“Six decades of climate deception is six decades too many.  We cannot and will not be threatened into silence.” – Carroll Muffett, President and CEO of the Center for International Environmental Law

You’ve probably seen the headlines: The CEO of Exxon is Donald Trump’s pick for secretary of state. Rick Perry is up for energy secretary. Oklahoma Attorney General Scott Pruitt—who has backed Exxon against claims of climate denialism—is slotted to head the Environmental Protection Agency. And Trump’s transition team recently requested that the Department of Energy provide the names of individuals that have attended global climate talks.

You could be excused, though, for not knowing what is happening on a deeper level—in Congress and through the U.S. court system.

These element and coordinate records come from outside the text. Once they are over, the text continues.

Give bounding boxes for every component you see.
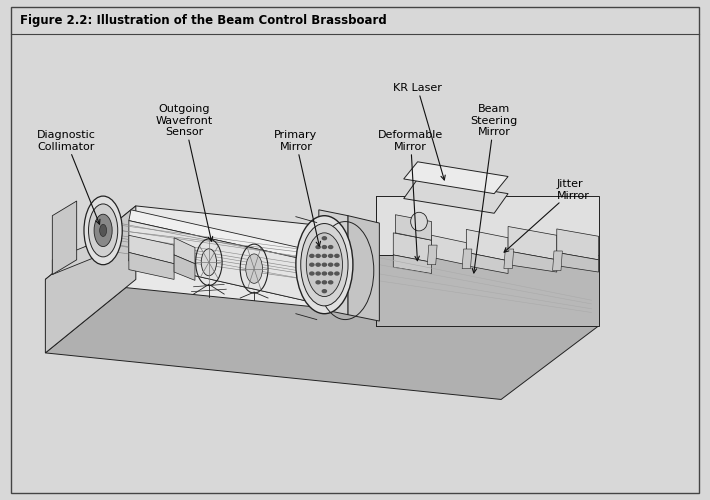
Polygon shape [129, 220, 324, 305]
Circle shape [322, 290, 327, 292]
Circle shape [322, 254, 327, 258]
Polygon shape [53, 240, 101, 274]
Polygon shape [462, 249, 472, 268]
Circle shape [335, 263, 339, 266]
Polygon shape [393, 233, 432, 262]
Ellipse shape [296, 216, 353, 314]
Polygon shape [508, 251, 557, 272]
Text: Deformable
Mirror: Deformable Mirror [378, 130, 443, 260]
Circle shape [329, 281, 333, 284]
Circle shape [335, 254, 339, 258]
Text: Figure 2.2: Illustration of the Beam Control Brassboard: Figure 2.2: Illustration of the Beam Con… [20, 14, 386, 27]
Polygon shape [319, 210, 348, 314]
Polygon shape [504, 249, 513, 268]
Polygon shape [45, 206, 136, 353]
Ellipse shape [89, 204, 118, 257]
Ellipse shape [201, 249, 217, 276]
Polygon shape [404, 162, 508, 194]
Polygon shape [393, 255, 432, 274]
Polygon shape [466, 230, 508, 261]
Text: Outgoing
Wavefront
Sensor: Outgoing Wavefront Sensor [156, 104, 213, 241]
Polygon shape [129, 210, 327, 264]
Ellipse shape [410, 212, 427, 231]
Text: Diagnostic
Collimator: Diagnostic Collimator [37, 130, 100, 224]
Circle shape [329, 254, 333, 258]
Circle shape [316, 246, 320, 248]
Circle shape [316, 263, 320, 266]
Ellipse shape [84, 196, 122, 264]
Circle shape [329, 272, 333, 275]
Polygon shape [174, 255, 195, 280]
Circle shape [322, 281, 327, 284]
Circle shape [310, 254, 314, 258]
Circle shape [310, 263, 314, 266]
Circle shape [310, 272, 314, 275]
Ellipse shape [94, 214, 112, 246]
Text: Beam
Steering
Mirror: Beam Steering Mirror [471, 104, 518, 273]
Polygon shape [427, 245, 437, 264]
Text: Jitter
Mirror: Jitter Mirror [504, 180, 590, 252]
Ellipse shape [246, 254, 263, 284]
Polygon shape [45, 206, 599, 326]
Polygon shape [129, 236, 174, 264]
Polygon shape [129, 252, 174, 280]
Text: KR Laser: KR Laser [393, 83, 445, 180]
Polygon shape [376, 255, 599, 326]
Polygon shape [552, 251, 562, 270]
Polygon shape [557, 229, 599, 260]
Circle shape [329, 263, 333, 266]
Circle shape [316, 281, 320, 284]
Polygon shape [376, 196, 599, 255]
Circle shape [322, 272, 327, 275]
Polygon shape [432, 236, 466, 264]
Polygon shape [404, 179, 508, 213]
Circle shape [316, 272, 320, 275]
Polygon shape [466, 252, 508, 274]
Circle shape [322, 237, 327, 240]
Circle shape [322, 246, 327, 248]
Circle shape [322, 263, 327, 266]
Polygon shape [395, 214, 432, 240]
Polygon shape [129, 250, 327, 305]
Polygon shape [174, 238, 195, 264]
Ellipse shape [301, 224, 348, 306]
Circle shape [329, 246, 333, 248]
Circle shape [316, 254, 320, 258]
Polygon shape [348, 216, 379, 321]
Ellipse shape [306, 233, 342, 296]
Polygon shape [45, 280, 599, 400]
Polygon shape [508, 226, 557, 260]
Text: Primary
Mirror: Primary Mirror [274, 130, 320, 246]
Circle shape [335, 272, 339, 275]
Polygon shape [557, 252, 599, 272]
Ellipse shape [99, 224, 106, 236]
Polygon shape [53, 201, 77, 274]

The day after Trump’s election, Exxon subpoenaed over ten environmental organizations and individuals working on climate change, as part of a campaign to burden, intimidate, and chill their First Amendment rights. One of these individuals is our friend and colleague, Carroll Muffett, President and CEO of the nonprofit legal organization, the Center for International Environmental Law (CIEL). Carroll and CIEL have worked tirelessly to illuminate Exxon’s (and the oil industry’s) decades-old knowledge of the impacts of greenhouse gasses on the environment, publishing numerous documents as part of its Smoke and Fumes project. Now, Carroll is being harassed to keep him silent. As lawyers, we are representing him and other threatened climate defenders in their fight.

The thing about the First Amendment is that while it protects the freedom to speak, associate, and petition the government, it does not protect fraudulent behavior. Neither do our other laws. And so in April, the Massachusetts Attorney General issued a civil investigative demand to Exxon to determine if the company committed fraud by hiding its knowledge about climate change from consumers and investors. Exxon retaliated by filing suit all the way across the country in Texas, despite the alleged harms being in Massachusetts. The subpoenas—against Carroll and others—were issued in relation to a judicial order in Exxon’s Texas case, and Exxon has used the order as an excuse to seek largely irrelevant information from people like Carroll in an attempt to harass them, and to gain access to the private thoughts and discussions of climate defenders. Exxon seems intent to infringe upon the First Amendment rights of anyone who challenges it, in an all-out effort to protect its non-existent right to deceive the public.

All of this—the Exxon subpoenas and high-level appointment of Exxon’s allies—comes on the heels of investigations instigated by the Republican majority on the House Committee on Science, Space, and Technology. They issued their own set of subpoenas to state attorneys general, nonprofit organizations, and scientific groups, and cite to two Supreme Court cases from the McCarthy era to justify their authority to do so.

This strategic intimidation and retaliation against those who are investigating the oil giant is the latest example of corporations trying to use the legal system to harass, oppress, and silence environmental activists. This is a transparent effort to drain the resources and open up the files of advocates who are fighting against the systematic fraud and knowing damage to the global climate perpetrated by Exxon and other companies. Courts have seen through these tactics and shut them down in the past, and we expect to see the same result here.

Companies, like Exxon or Chevron before it, are no longer satisfied with evading their liability for human and environmental harms. Of course, they continue their tried and true tactics of denial, cover-ups and fraud; but with the additional goal of silencing their critics, they are counter-attacking, mounting a sophisticated and well-funded campaign to target, sue, surveil, and harass the activists, lawyers, and NGOs that expose their harms. They have powerful allies in Congress and in the media that aid them in their efforts to intimidate, distract and sap the resources of organizations that are already out-resourced in what can only be described as David and Goliath struggles.

From the courts to the highest tiers of our government, Exxon is targeting climate defenders, and EarthRights International will stand by our friends who are facing this harassment. It is important, now more than ever, to affirm that climate change is real. We need to fight effectively against these abusive practices and take urgent steps to ensure that we don’t slide decades back into a dark chapter in our history.